Is the once communist Kurdish PKK the same as it was back in the 1970s, and may that account for some turn toward Moscow today?

BackChannels hasn’t that answer today.  The last time this editor looked into that question was 2007 (as a rank political science beginner on an entirely different blog: http://commart.typepad.com/oppenheim_arts_letters/2007/10/turkeys-pkk-hot.html — Turkey looked every inch a democracy back then; and the PKK looked like old bandits holed up in caves and just about finished as a political force.

Oh my how things have changed!

At this time, it appears that fighting ISIS in Iraq and Syria has brought the multiply suzerain Kurdish community together as never before.  Now it needs to sustain its cohesion and strength against the pressuring of the errant Arab and Persian worlds once swayed by the Soviet Union and still hungover from the increasingly anachronist experience.
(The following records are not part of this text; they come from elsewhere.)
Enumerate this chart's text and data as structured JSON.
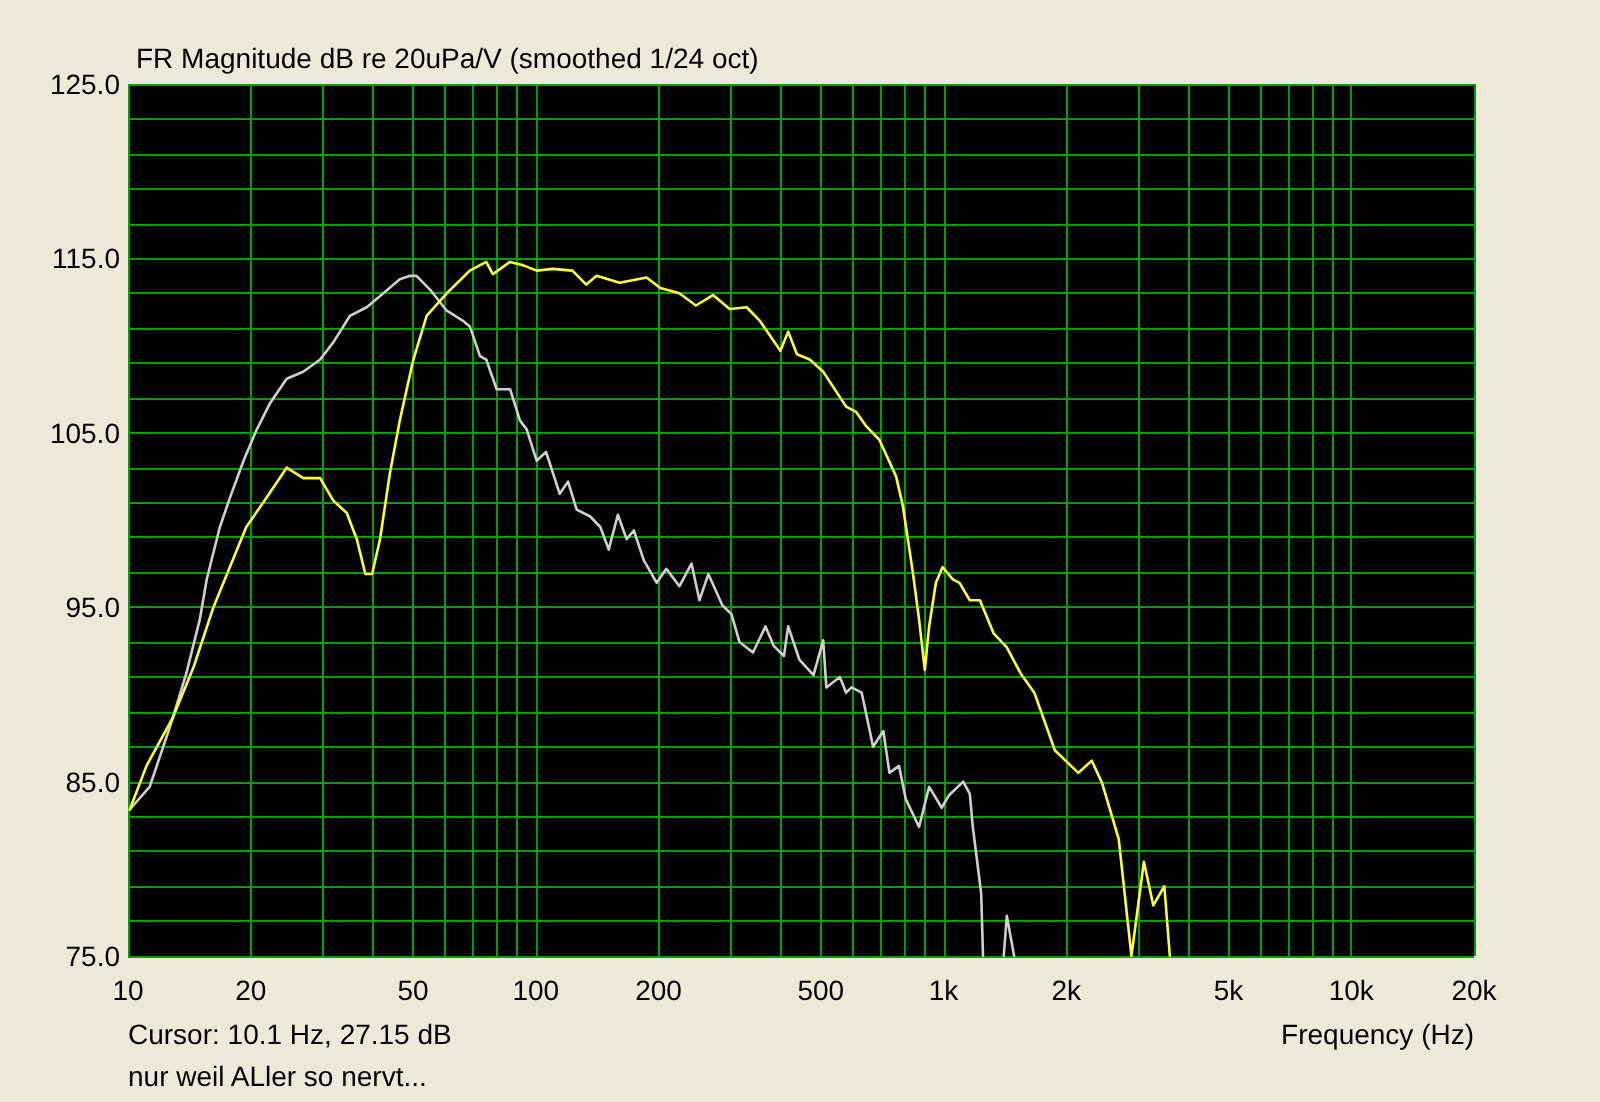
{
  "chart_data": {
    "type": "line",
    "title": "FR Magnitude dB re 20uPa/V (smoothed 1/24 oct)",
    "xlabel": "Frequency (Hz)",
    "annotations": [
      "Cursor: 10.1 Hz, 27.15 dB",
      "nur weil ALler so nervt..."
    ],
    "log": "x",
    "xlim": [
      10,
      20000
    ],
    "ylim": [
      75,
      125
    ],
    "xticks": [
      10,
      20,
      {
        "value": 30,
        "label": null
      },
      {
        "value": 40,
        "label": null
      },
      50,
      {
        "value": 60,
        "label": null
      },
      {
        "value": 70,
        "label": null
      },
      {
        "value": 80,
        "label": null
      },
      {
        "value": 90,
        "label": null
      },
      100,
      200,
      {
        "value": 300,
        "label": null
      },
      {
        "value": 400,
        "label": null
      },
      500,
      {
        "value": 600,
        "label": null
      },
      {
        "value": 700,
        "label": null
      },
      {
        "value": 800,
        "label": null
      },
      {
        "value": 900,
        "label": null
      },
      {
        "value": 1000,
        "label": "1k"
      },
      {
        "value": 2000,
        "label": "2k"
      },
      {
        "value": 3000,
        "label": null
      },
      {
        "value": 4000,
        "label": null
      },
      {
        "value": 5000,
        "label": "5k"
      },
      {
        "value": 6000,
        "label": null
      },
      {
        "value": 7000,
        "label": null
      },
      {
        "value": 8000,
        "label": null
      },
      {
        "value": 9000,
        "label": null
      },
      {
        "value": 10000,
        "label": "10k"
      },
      {
        "value": 20000,
        "label": "20k"
      }
    ],
    "yticks": [
      {
        "value": 75,
        "label": "75.0"
      },
      {
        "value": 77,
        "label": null
      },
      {
        "value": 79,
        "label": null
      },
      {
        "value": 81,
        "label": null
      },
      {
        "value": 83,
        "label": null
      },
      {
        "value": 85,
        "label": "85.0"
      },
      {
        "value": 87,
        "label": null
      },
      {
        "value": 89,
        "label": null
      },
      {
        "value": 91,
        "label": null
      },
      {
        "value": 93,
        "label": null
      },
      {
        "value": 95,
        "label": "95.0"
      },
      {
        "value": 97,
        "label": null
      },
      {
        "value": 99,
        "label": null
      },
      {
        "value": 101,
        "label": null
      },
      {
        "value": 103,
        "label": null
      },
      {
        "value": 105,
        "label": "105.0"
      },
      {
        "value": 107,
        "label": null
      },
      {
        "value": 109,
        "label": null
      },
      {
        "value": 111,
        "label": null
      },
      {
        "value": 113,
        "label": null
      },
      {
        "value": 115,
        "label": "115.0"
      },
      {
        "value": 117,
        "label": null
      },
      {
        "value": 119,
        "label": null
      },
      {
        "value": 121,
        "label": null
      },
      {
        "value": 123,
        "label": null
      },
      {
        "value": 125,
        "label": "125.0"
      }
    ],
    "grid": true,
    "marker": "none",
    "line_style": "solid",
    "series": [
      {
        "color": "#d0d0d0",
        "x": [
          10.1,
          11.3,
          12.7,
          13.9,
          15.0,
          15.6,
          16.8,
          17.8,
          19.2,
          20.7,
          22.3,
          24.5,
          26.9,
          29.6,
          31.9,
          35.0,
          38.5,
          42.3,
          46.4,
          49.2,
          51.0,
          55.1,
          60.5,
          66.5,
          68.9,
          73.0,
          75.6,
          80.2,
          86.5,
          91.5,
          95,
          100.5,
          106,
          114.5,
          120,
          126,
          136,
          144,
          151,
          159,
          167,
          174,
          184,
          198,
          209,
          225,
          241,
          252,
          265,
          287,
          302,
          316,
          341,
          366,
          383,
          406,
          416,
          443,
          480,
          507,
          516,
          557,
          577,
          595,
          630,
          672,
          712,
          737,
          778,
          808,
          871,
          922,
          990,
          1030,
          1118,
          1160,
          1180,
          1237,
          1250,
          1330,
          1405,
          1430,
          1490
        ],
        "values": [
          83.4,
          84.7,
          88.2,
          91.2,
          94.3,
          96.6,
          99.6,
          101.3,
          103.4,
          105.2,
          106.7,
          108.1,
          108.5,
          109.2,
          110.2,
          111.7,
          112.2,
          113.0,
          113.8,
          114.0,
          114.0,
          113.2,
          112.0,
          111.4,
          111.1,
          109.4,
          109.2,
          107.5,
          107.5,
          105.7,
          105.2,
          103.4,
          103.9,
          101.5,
          102.2,
          100.6,
          100.2,
          99.6,
          98.3,
          100.3,
          98.9,
          99.4,
          97.7,
          96.4,
          97.2,
          96.2,
          97.5,
          95.4,
          96.9,
          95.1,
          94.6,
          93.0,
          92.4,
          93.9,
          92.8,
          92.2,
          93.9,
          92.0,
          91.1,
          93.1,
          90.4,
          91.0,
          90.1,
          90.4,
          90.1,
          87.0,
          87.9,
          85.5,
          85.9,
          84.0,
          82.4,
          84.7,
          83.5,
          84.2,
          85.0,
          84.3,
          82.4,
          78.6,
          75.0,
          null,
          75.0,
          77.3,
          75.0
        ]
      },
      {
        "color": "#ffff40",
        "x": [
          10.1,
          11.1,
          12.9,
          14.5,
          16.2,
          19.5,
          21.9,
          24.5,
          26.9,
          29.6,
          31.9,
          34.4,
          36.4,
          38.2,
          39.7,
          41.5,
          43.9,
          46.4,
          50.1,
          54.0,
          60.5,
          68.9,
          75.6,
          78.5,
          86.5,
          93.3,
          100.5,
          110,
          123,
          133,
          141,
          160.5,
          187,
          202,
          225,
          247,
          272,
          299,
          329,
          355,
          398,
          416,
          437,
          470,
          507,
          577,
          610,
          645,
          696,
          765,
          795,
          842,
          871,
          900,
          922,
          958,
          995,
          1054,
          1095,
          1160,
          1228,
          1327,
          1430,
          1546,
          1670,
          1875,
          2140,
          2310,
          2450,
          2690,
          2890,
          3100,
          3270,
          3480,
          3590
        ],
        "values": [
          83.4,
          85.9,
          88.7,
          91.6,
          95.0,
          99.6,
          101.3,
          103.0,
          102.4,
          102.4,
          101.1,
          100.4,
          98.9,
          96.9,
          96.9,
          98.9,
          102.7,
          105.7,
          109.2,
          111.7,
          113.0,
          114.3,
          114.8,
          114.1,
          114.8,
          114.6,
          114.3,
          114.4,
          114.3,
          113.5,
          114.0,
          113.6,
          113.9,
          113.3,
          113.0,
          112.3,
          112.9,
          112.1,
          112.2,
          111.4,
          109.7,
          110.8,
          109.5,
          109.2,
          108.5,
          106.5,
          106.2,
          105.4,
          104.6,
          102.5,
          100.8,
          96.9,
          94.3,
          91.4,
          93.9,
          96.4,
          97.3,
          96.6,
          96.4,
          95.4,
          95.4,
          93.5,
          92.7,
          91.2,
          90.1,
          86.8,
          85.5,
          86.2,
          84.9,
          81.7,
          75.0,
          80.4,
          77.9,
          79.0,
          75.0
        ]
      }
    ]
  }
}
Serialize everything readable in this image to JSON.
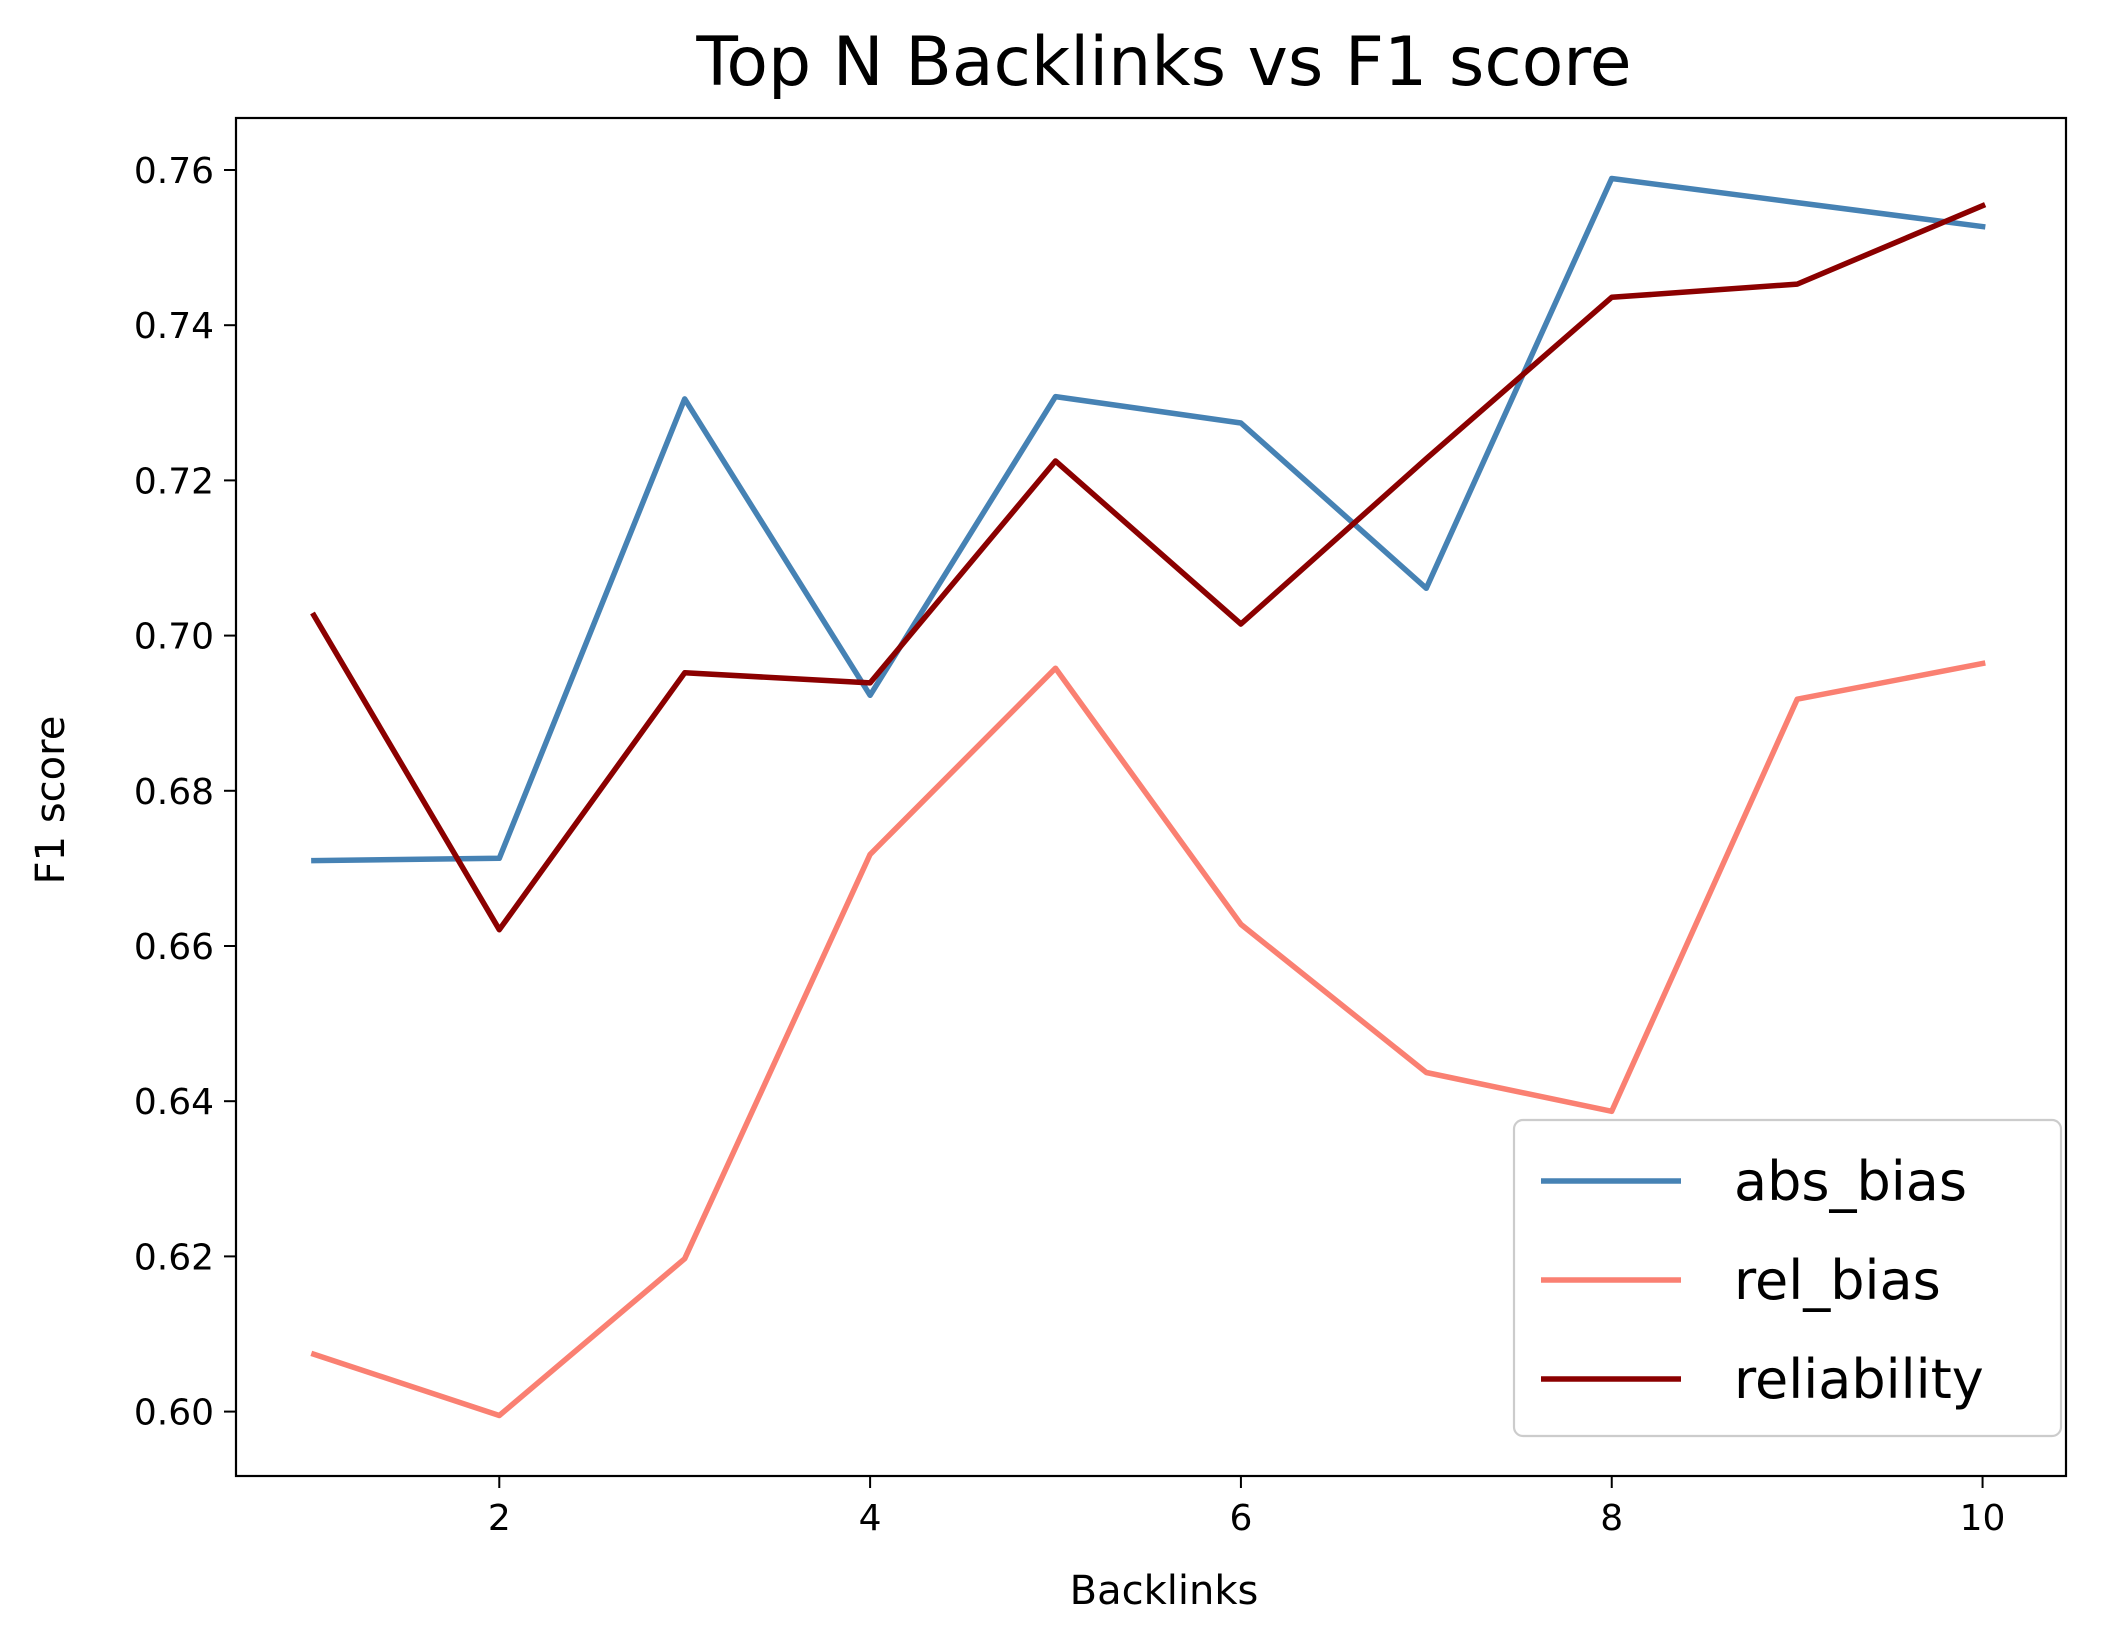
{
  "chart_data": {
    "type": "line",
    "title": "Top N Backlinks vs F1 score",
    "xlabel": "Backlinks",
    "ylabel": "F1 score",
    "x": [
      1,
      2,
      3,
      4,
      5,
      6,
      7,
      8,
      9,
      10
    ],
    "xlim": [
      0.58,
      10.45
    ],
    "ylim": [
      0.5917,
      0.7667
    ],
    "xticks": [
      2,
      4,
      6,
      8,
      10
    ],
    "yticks": [
      0.6,
      0.62,
      0.64,
      0.66,
      0.68,
      0.7,
      0.72,
      0.74,
      0.76
    ],
    "ytick_labels": [
      "0.60",
      "0.62",
      "0.64",
      "0.66",
      "0.68",
      "0.70",
      "0.72",
      "0.74",
      "0.76"
    ],
    "grid": false,
    "legend_position": "lower-right",
    "series": [
      {
        "name": "abs_bias",
        "color": "#4682b4",
        "values": [
          0.671,
          0.6713,
          0.7305,
          0.6923,
          0.7308,
          0.7274,
          0.7061,
          0.7589,
          0.7558,
          0.7527
        ]
      },
      {
        "name": "rel_bias",
        "color": "#fa8072",
        "values": [
          0.6074,
          0.5995,
          0.6197,
          0.6718,
          0.6958,
          0.6628,
          0.6437,
          0.6387,
          0.6918,
          0.6964
        ]
      },
      {
        "name": "reliability",
        "color": "#8b0000",
        "values": [
          0.7026,
          0.6621,
          0.6952,
          0.6939,
          0.7225,
          0.7015,
          0.7228,
          0.7436,
          0.7453,
          0.7554
        ]
      }
    ]
  }
}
A little BackChannels rah-rah for the home team:

What has given the American model its power has been first and foremost the immense adventurousness and imperialism of the British Empire AND it’s intellectual experience and loading with equal measures Greco-Roman and Judeo-Christian cultural experiences.  Had the ideals of the Cyrus Cylinder held sway in the middle east, the conversation would be quite different, but its Magna Carta that has worked its will through the western experience and now returns to intercede on behalf of cultures overrun by gross and malign power.

From the Kurdish general:

“Iraq needs to be divided into three neighboring countries, and each country to govern themselves according to the reality of the region.  Sunni and Shia Arabs have different approaches in making relations with others.  The Kurdish approach is different than both of them.  These things have to be considered, so then each one will be responsible for their people, place and country.  And these three groups are better as neighbors.  Our message for the world is that Iraq is no longer the same, only its shell remains.”  

At the moment, Turkey is not what it was either!

BackChannels suggests the United States would do well to deepen the bond with the pro-democracy forces of the Kurdish political community.